Which companies hire mid level forward deployed engineers?
Companies hiring mid level forward deployed engineers right now include Google, OpenAI, and Braze, based on current listings on Migrate Mate as of July 2026. Hiring at this level tends to come from growth-stage software companies and established enterprise technology firms that need engineers who can operate independently at customer sites and close the gap between product and implementation.
Are there remote mid level forward deployed engineer jobs?
Yes, though the role is heavily field-oriented by nature. About 43% of mid level forward deployed engineer openings are remote or hybrid as of July 2026, which typically means customer-facing travel is still expected even when a home base is allowed. Fully remote positions are less common than in other engineering disciplines, so flexibility requirements vary by employer and customer portfolio.

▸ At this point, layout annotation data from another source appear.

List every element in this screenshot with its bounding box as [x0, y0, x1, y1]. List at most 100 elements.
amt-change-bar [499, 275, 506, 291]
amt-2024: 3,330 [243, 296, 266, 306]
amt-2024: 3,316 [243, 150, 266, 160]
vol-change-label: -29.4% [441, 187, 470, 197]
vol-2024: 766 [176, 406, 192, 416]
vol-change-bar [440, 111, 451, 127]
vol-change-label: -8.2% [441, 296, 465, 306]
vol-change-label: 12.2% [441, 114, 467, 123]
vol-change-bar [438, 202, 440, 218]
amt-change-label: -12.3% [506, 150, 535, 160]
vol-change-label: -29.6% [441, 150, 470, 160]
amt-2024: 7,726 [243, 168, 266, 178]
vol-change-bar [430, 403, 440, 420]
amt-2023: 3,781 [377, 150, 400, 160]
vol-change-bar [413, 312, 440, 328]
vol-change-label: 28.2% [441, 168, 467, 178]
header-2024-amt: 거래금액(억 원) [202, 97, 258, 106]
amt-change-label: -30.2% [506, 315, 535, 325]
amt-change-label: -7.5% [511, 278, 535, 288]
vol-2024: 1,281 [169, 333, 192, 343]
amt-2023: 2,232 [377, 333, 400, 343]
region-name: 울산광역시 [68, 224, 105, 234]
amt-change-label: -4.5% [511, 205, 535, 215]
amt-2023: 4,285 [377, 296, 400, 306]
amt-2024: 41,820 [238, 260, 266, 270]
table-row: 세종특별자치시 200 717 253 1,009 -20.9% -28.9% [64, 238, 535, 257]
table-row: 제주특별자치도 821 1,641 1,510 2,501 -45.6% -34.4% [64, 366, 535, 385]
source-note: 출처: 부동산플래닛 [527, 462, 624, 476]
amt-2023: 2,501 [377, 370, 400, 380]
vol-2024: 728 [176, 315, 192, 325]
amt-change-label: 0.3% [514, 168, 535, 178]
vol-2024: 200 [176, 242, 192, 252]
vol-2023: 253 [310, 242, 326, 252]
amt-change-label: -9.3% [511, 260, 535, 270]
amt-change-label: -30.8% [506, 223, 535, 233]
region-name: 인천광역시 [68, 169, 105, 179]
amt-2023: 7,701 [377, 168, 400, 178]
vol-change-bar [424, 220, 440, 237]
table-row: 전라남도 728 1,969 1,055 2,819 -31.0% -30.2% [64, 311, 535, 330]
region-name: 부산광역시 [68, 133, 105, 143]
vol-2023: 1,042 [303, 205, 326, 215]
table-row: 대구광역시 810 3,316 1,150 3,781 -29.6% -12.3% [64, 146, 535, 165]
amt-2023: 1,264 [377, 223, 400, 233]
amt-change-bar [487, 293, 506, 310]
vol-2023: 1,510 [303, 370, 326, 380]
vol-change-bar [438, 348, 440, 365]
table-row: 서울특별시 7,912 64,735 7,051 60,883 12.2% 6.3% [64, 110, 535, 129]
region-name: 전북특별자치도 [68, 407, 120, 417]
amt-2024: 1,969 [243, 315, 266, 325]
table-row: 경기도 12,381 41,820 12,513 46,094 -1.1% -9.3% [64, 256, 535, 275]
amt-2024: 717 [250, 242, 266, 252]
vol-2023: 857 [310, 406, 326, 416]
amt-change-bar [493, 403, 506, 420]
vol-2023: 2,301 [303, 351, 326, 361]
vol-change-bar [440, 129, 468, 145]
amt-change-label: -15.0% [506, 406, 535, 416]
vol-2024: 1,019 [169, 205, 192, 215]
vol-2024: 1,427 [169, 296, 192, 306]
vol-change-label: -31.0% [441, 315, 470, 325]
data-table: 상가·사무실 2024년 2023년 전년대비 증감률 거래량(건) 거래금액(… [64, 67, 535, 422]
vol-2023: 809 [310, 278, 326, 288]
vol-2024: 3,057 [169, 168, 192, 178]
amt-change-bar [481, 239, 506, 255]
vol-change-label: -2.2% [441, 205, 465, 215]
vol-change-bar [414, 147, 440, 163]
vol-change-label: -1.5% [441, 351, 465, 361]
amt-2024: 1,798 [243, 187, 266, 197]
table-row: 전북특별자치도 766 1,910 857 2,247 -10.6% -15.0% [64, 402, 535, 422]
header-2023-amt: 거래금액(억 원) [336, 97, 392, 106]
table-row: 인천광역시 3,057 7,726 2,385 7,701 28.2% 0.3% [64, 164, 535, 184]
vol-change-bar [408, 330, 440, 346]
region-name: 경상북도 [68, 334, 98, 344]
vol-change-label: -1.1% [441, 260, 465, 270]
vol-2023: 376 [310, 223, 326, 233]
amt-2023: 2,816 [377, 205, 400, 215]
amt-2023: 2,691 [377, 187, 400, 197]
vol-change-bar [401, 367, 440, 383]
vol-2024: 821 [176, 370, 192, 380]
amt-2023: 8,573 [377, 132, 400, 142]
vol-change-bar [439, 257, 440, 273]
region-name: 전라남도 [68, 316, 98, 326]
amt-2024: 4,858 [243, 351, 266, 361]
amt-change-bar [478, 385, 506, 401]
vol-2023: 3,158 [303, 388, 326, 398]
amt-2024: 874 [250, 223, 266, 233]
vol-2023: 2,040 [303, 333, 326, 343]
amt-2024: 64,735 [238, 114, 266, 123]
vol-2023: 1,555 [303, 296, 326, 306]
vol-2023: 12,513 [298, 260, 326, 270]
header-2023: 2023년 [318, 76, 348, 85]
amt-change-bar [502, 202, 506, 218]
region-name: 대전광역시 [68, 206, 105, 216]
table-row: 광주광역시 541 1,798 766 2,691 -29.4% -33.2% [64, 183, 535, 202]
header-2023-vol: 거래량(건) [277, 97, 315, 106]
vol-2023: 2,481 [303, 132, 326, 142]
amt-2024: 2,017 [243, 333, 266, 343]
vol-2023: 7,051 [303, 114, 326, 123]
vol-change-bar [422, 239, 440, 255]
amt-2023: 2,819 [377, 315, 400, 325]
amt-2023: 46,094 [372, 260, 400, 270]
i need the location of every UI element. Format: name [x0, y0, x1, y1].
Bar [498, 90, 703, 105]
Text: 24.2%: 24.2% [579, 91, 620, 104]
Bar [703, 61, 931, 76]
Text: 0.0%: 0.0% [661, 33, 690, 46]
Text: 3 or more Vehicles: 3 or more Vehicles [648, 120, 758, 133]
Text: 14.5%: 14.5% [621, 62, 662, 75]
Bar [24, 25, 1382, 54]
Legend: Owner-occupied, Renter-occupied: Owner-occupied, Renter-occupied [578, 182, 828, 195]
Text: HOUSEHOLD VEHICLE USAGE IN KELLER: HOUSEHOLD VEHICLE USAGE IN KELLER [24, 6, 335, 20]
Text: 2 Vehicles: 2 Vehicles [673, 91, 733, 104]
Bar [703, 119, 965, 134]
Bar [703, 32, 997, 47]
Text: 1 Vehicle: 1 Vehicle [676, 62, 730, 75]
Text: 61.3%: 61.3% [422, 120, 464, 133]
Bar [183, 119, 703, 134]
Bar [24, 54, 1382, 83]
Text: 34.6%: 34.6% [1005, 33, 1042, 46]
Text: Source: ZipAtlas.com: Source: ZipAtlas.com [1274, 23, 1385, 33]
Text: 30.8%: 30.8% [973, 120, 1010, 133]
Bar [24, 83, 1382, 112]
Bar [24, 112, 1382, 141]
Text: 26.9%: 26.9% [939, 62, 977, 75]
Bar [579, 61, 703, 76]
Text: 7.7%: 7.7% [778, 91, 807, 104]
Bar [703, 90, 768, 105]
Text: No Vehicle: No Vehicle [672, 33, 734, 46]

How do I move up to a mid level forward deployed engineer role?
The path from entry level into mid level is built on demonstrated ownership over time. Focus on taking on increasingly complex customer engagements, volunteering to lead deployment projects, and documenting measurable impact like reduced time to value or improved customer adoption. Engineers who develop strong technical depth alongside consultative communication skills, and who show they can operate without close supervision, typically make the transition within a few years of consistent performance.
Which industries hire the most mid level forward deployed engineers?
Mid Level forward deployed engineer roles concentrate in Technology & Software, Artificial Intelligence, and Consulting & Professional Services, based on current listings on Migrate Mate as of July 2026. These sectors drive hiring at this level because they deploy complex software into enterprise environments where a technically skilled engineer embedded with the customer is essential to successful adoption and long-term retention.